腕を振って歩くことの重要性をご理解していただいたところで、ここでバッグのお話をしたいと思います。普段さりげなく持つバッグによってこの自然な運動連鎖が大きく影響を受けます。先に話したハンドバッグ、トートバッグ、ショッピングバッグなどは特に影響をおよぼします。こうしたバッグを肩にかける、または手に持つと腕を普通に振ることは出来なくなってしまいます。ですのでお出かけの際にはバックパック、または小さめのクロスボディーのバッグをお勧めしています。これらのバッグであれば両腕を自由に振ることができますし、歩くときの自然な動作が妨げられることも最小限で済みます。

バッグを持たない状態で今度一度手ぶらで歩く時に自分の歩き方に気を配ってみてください。ちゃんと腕は振れていますか?首肩はリラックスできていますか?骨盤と肩は上手くねじれ運動ができていますか?右左右左と重心移動がスムーズに出来ていますか?余計な力が入ってないですか?普段何気なく行なっている歩くと言う動作に意識を傾けると色んなとことに気づくのでは無いでしょうか?そして次にカバンを片手に持って歩いてみてください。

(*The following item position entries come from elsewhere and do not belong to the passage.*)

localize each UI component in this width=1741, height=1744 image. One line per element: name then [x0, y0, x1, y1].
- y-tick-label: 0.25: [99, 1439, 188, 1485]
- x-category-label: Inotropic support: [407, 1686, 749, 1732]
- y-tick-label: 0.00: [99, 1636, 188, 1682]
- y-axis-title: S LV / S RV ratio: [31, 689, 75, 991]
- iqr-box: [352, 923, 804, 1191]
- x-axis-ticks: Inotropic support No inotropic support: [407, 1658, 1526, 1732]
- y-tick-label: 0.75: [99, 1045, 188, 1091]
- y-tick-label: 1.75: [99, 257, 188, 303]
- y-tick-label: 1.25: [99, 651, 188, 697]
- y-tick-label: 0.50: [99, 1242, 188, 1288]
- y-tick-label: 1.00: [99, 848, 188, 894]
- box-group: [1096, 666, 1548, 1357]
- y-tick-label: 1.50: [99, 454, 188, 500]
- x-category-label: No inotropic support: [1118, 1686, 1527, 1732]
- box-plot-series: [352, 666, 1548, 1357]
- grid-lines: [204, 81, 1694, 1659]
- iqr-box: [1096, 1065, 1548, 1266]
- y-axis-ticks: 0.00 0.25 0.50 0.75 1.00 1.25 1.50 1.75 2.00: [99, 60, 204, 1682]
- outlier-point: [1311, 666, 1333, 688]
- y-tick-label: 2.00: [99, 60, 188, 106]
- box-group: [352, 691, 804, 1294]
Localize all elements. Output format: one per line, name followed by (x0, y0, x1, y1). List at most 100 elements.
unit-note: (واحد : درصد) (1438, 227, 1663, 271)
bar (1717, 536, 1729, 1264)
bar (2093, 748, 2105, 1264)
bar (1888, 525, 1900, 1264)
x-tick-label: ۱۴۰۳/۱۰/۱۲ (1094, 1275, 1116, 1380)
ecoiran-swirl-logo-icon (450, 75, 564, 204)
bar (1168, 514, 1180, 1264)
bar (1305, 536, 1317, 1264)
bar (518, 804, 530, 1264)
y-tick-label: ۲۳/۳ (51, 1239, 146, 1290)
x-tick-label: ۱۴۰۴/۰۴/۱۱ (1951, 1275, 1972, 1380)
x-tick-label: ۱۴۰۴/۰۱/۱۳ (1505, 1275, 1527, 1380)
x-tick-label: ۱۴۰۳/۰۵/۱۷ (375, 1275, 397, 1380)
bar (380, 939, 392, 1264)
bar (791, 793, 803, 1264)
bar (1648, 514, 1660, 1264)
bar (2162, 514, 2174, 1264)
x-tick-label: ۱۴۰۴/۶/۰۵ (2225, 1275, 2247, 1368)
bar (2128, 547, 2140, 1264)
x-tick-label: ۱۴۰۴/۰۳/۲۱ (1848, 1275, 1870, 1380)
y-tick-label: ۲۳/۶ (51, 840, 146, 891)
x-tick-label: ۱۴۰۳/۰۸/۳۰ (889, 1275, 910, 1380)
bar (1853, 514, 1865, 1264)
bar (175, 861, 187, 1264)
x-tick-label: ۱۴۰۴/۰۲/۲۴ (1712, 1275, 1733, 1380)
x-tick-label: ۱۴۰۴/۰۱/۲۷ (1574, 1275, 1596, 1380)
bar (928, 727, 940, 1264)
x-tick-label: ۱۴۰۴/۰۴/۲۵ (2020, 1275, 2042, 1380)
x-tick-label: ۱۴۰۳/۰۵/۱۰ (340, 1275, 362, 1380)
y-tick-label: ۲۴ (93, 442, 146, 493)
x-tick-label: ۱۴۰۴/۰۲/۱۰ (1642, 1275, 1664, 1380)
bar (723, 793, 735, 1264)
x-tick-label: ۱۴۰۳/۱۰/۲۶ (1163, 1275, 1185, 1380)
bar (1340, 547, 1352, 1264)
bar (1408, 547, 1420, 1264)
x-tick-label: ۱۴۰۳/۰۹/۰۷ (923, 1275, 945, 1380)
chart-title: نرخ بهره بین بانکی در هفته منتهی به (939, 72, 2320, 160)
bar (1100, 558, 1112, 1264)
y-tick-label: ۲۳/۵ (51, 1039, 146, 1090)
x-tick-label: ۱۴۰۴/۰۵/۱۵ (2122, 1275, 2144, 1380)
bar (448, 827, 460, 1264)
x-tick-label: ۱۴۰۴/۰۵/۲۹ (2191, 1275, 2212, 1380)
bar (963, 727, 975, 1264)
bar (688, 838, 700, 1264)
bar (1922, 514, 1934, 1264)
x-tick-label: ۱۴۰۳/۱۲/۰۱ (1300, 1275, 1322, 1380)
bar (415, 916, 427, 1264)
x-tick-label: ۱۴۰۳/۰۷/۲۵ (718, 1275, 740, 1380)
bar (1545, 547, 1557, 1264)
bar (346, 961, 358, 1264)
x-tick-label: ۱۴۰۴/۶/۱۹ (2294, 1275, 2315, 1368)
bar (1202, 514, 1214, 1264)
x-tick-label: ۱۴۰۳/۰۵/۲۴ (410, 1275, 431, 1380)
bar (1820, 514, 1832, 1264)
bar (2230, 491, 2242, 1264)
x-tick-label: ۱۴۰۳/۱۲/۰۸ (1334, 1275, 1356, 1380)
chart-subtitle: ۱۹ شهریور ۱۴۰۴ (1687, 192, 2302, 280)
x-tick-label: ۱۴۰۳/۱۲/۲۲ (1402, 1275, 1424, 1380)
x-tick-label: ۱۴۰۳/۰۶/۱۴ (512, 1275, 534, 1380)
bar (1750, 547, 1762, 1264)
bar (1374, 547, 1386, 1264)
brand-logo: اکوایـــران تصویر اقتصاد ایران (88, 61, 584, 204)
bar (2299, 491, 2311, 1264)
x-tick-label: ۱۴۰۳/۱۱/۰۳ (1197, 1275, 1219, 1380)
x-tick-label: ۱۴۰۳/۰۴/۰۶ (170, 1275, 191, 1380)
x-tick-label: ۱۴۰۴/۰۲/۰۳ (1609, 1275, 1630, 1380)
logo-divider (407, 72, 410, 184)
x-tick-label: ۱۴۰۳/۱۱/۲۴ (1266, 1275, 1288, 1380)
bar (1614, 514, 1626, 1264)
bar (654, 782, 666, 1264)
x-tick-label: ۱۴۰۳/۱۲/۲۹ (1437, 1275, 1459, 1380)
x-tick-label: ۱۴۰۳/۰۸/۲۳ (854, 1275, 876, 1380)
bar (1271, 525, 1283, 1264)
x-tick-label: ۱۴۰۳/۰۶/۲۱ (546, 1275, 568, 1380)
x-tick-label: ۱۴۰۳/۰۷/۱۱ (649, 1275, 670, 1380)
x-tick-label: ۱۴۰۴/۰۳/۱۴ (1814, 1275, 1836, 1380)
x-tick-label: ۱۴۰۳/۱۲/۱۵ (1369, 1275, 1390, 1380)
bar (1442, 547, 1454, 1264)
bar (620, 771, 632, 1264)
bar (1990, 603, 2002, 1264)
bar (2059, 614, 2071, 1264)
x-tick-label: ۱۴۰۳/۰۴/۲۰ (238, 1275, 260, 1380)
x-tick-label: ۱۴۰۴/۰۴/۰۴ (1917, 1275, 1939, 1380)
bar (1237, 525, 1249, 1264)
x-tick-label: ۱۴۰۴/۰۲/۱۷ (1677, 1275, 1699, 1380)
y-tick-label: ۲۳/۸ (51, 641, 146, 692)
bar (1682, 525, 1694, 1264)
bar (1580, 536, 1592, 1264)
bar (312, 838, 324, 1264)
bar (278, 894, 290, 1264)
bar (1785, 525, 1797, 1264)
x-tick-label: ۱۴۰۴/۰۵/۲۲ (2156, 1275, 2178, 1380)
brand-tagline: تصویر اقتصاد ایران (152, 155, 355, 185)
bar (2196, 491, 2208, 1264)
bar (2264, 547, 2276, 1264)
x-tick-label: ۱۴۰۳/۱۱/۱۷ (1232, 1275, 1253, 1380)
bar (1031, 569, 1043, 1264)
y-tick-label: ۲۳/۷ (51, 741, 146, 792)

感じるはずですスムーズな動きが妨げられること、余計な緊張が生まれること、そしてより多くのエネルギーを要することを。もちろんファション性でバッグを選ばなくてはいけないシチュエーションもあるでしょうし、荷物を持たないといけない時もあると思います。しかしその必要性が無い時は極力バックパック(またはクロスボディのバック)にして腕を大きく振って歩くことを心がけてみてください。意外とそれだけで今まで悩んでいた痛みから解放されることもあるかもしれません。

図2、

腕の振りを妨げ自然な運動連鎖が出来なくなるバッグの例;1ハンドバッグ;2ショッピングバッグ;3トートバッグ;4ショルダーバッグ;5バッグではありませんが手をポケットに入れて歩く;6本文中には紹介しませんでしたがキャスター付きバッグは重い荷物を運ぶ時には体の負担が少なく良いのですが、長い距離を歩く時の使用は気をつけましょう。